I am new to probabilistic programming and ML. I am following a code on deep Markov model given on pyro's website. The link to the github page to that code is:
https://github.com/pyro-ppl/pyro/blob/dev/examples/dmm/dmm.py
I understand most part of the code. The part I don't understand is mini batch idea they are using from line 175.
Question 1: Could someone explain what are they doing there when they are using mini-batch?
In pyro documentation they say
mini_batch is a three dimensional tensor, with the first dimension being the batch dimension, the second dimension being the temporal dimension, and the final dimension being the features (88-dimensional in our case)'
Question 2: What does temporal dimension means here?
Because I want to use this code on my dataset which is a sequential data.
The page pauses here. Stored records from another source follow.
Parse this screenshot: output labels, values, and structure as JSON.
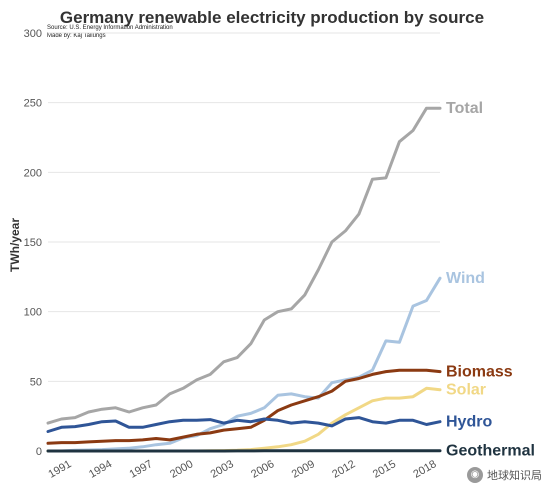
{
  "chart_data": {
    "type": "line",
    "title": "Germany renewable electricity production by source",
    "source": "Source: U.S. Energy Information Administration",
    "credit": "Made by: Kaj Tallungs",
    "xlabel": "",
    "ylabel": "TWh/year",
    "xlim": [
      1990,
      2019
    ],
    "ylim": [
      0,
      300
    ],
    "x_ticks": [
      "1991",
      "1994",
      "1997",
      "2000",
      "2003",
      "2006",
      "2009",
      "2012",
      "2015",
      "2018"
    ],
    "y_ticks": [
      "0",
      "50",
      "100",
      "150",
      "200",
      "250",
      "300"
    ],
    "grid": true,
    "legend": "labels at line ends (right)",
    "x": [
      1990,
      1991,
      1992,
      1993,
      1994,
      1995,
      1996,
      1997,
      1998,
      1999,
      2000,
      2001,
      2002,
      2003,
      2004,
      2005,
      2006,
      2007,
      2008,
      2009,
      2010,
      2011,
      2012,
      2013,
      2014,
      2015,
      2016,
      2017,
      2018,
      2019
    ],
    "series": [
      {
        "name": "Total",
        "color": "#a6a6a6",
        "values": [
          20,
          23,
          24,
          28,
          30,
          31,
          28,
          31,
          33,
          41,
          45,
          51,
          55,
          64,
          67,
          77,
          94,
          100,
          102,
          112,
          130,
          150,
          158,
          170,
          195,
          196,
          222,
          230,
          246,
          246
        ]
      },
      {
        "name": "Wind",
        "color": "#a9c4e0",
        "values": [
          0,
          0,
          0.5,
          0.7,
          1,
          1.5,
          2,
          3,
          4.5,
          5.5,
          9.5,
          11,
          16,
          19,
          25,
          27,
          31,
          40,
          41,
          39,
          38,
          49,
          51,
          53,
          58,
          79,
          78,
          104,
          108,
          124
        ]
      },
      {
        "name": "Biomass",
        "color": "#8b3a12",
        "values": [
          5.5,
          6,
          6,
          6.5,
          7,
          7.5,
          7.5,
          8,
          9,
          8,
          10,
          12,
          13,
          15,
          16,
          17,
          22,
          29,
          33,
          36,
          39,
          43,
          50,
          52,
          55,
          57,
          58,
          58,
          58,
          57
        ]
      },
      {
        "name": "Solar",
        "color": "#f1d886",
        "values": [
          0,
          0,
          0,
          0,
          0,
          0,
          0,
          0,
          0,
          0,
          0,
          0,
          0.2,
          0.3,
          0.5,
          1,
          2,
          3,
          4.5,
          7,
          12,
          20,
          26,
          31,
          36,
          38,
          38,
          39,
          45,
          44
        ]
      },
      {
        "name": "Hydro",
        "color": "#2f5597",
        "values": [
          14,
          17,
          17.5,
          19,
          21,
          21.5,
          17,
          17,
          19,
          21,
          22,
          22,
          22.5,
          20,
          22,
          21,
          23,
          22,
          20,
          21,
          20,
          18,
          23,
          24,
          21,
          20,
          22,
          22,
          19,
          21
        ]
      },
      {
        "name": "Geothermal",
        "color": "#1f3340",
        "values": [
          0,
          0,
          0,
          0,
          0,
          0,
          0,
          0,
          0,
          0,
          0,
          0,
          0,
          0,
          0.1,
          0.1,
          0.2,
          0.2,
          0.2,
          0.2,
          0.2,
          0.2,
          0.2,
          0.2,
          0.2,
          0.2,
          0.2,
          0.2,
          0.2,
          0.2
        ]
      }
    ]
  },
  "watermark": {
    "text": "地球知识局",
    "icon": "globe-badge-icon"
  }
}
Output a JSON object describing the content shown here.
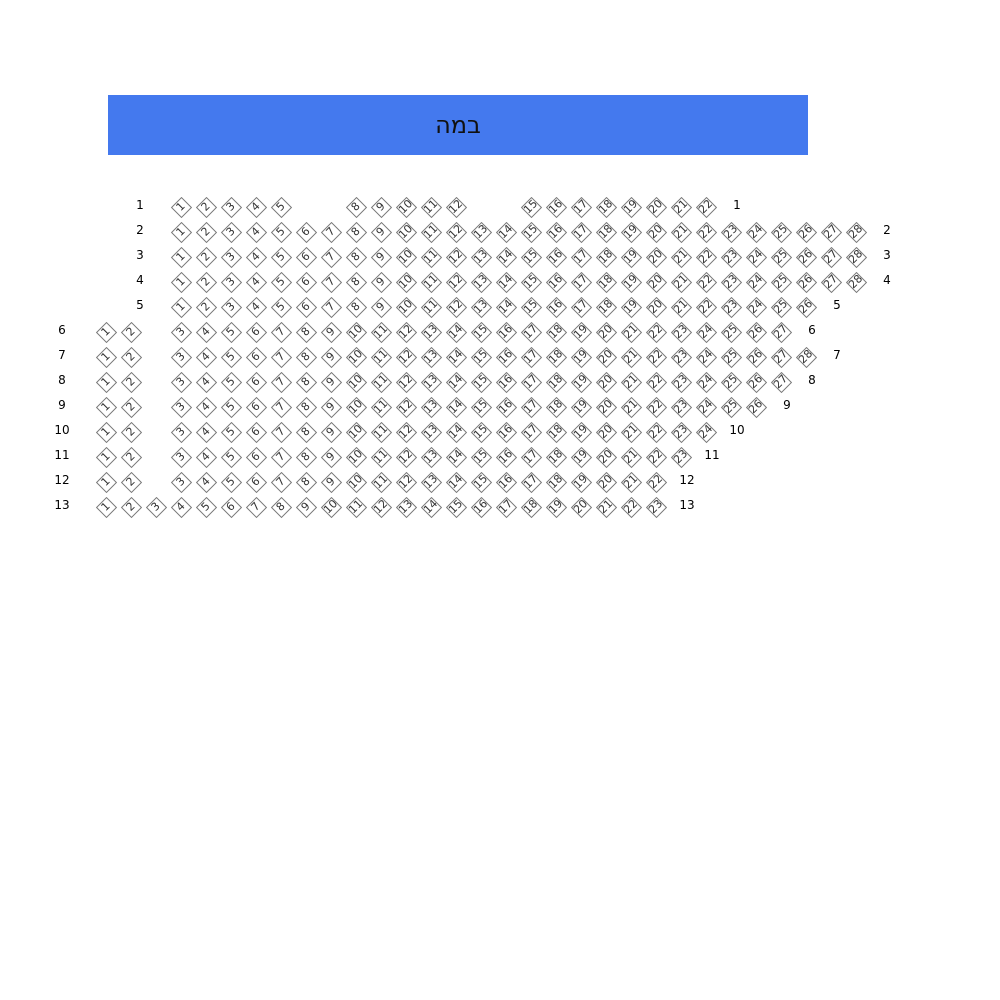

I have done one hot encoding of my data such that it's dimension is (10000,500,20) where 10000 is the number of examples/Sequences, 500 is the length of each of these sequences and 20 is the number of features.
Question 3: How can I use my one hot encoded data as mini batch here?
I'm sorry if it is a really basic question but, insights will be appreciated.
Link to that documentation is:
Question 1: Could someone explain what are they doing there when they are using mini-batch?
To optimize most of the deep learning models, we use mini-batch gradient descent. Here, A mini_batch
refers to a small number of examples. Let's say, we have 10,000 training examples and we want to create mini-batches of 50 examples. So, in total there will be 200 mini-batches and we will perform 200 parameter updates during one iteration over the entire dataset.
Question 2: What does the temporal dimension mean here?
In your data: (10000, 500, 20)
, the second dimension refers to the temporal dimension. You can consider you have examples with 500 timesteps (t1, t2, ..., t500)
.
Question 3: How can I use my one-hot encoded data as mini-batch here?
In your scenario, you can split your data (10000, 500, 20)
into 200 small batches of size (50, 500, 20)
where 50 is the number of examples/Sequences in the mini-batch, 500 is the length of each of these sequences and 20 is the number of features.
How do we decide the mini-batch size? Basically, we can tune the batch size just like any other hyperparameters of our model.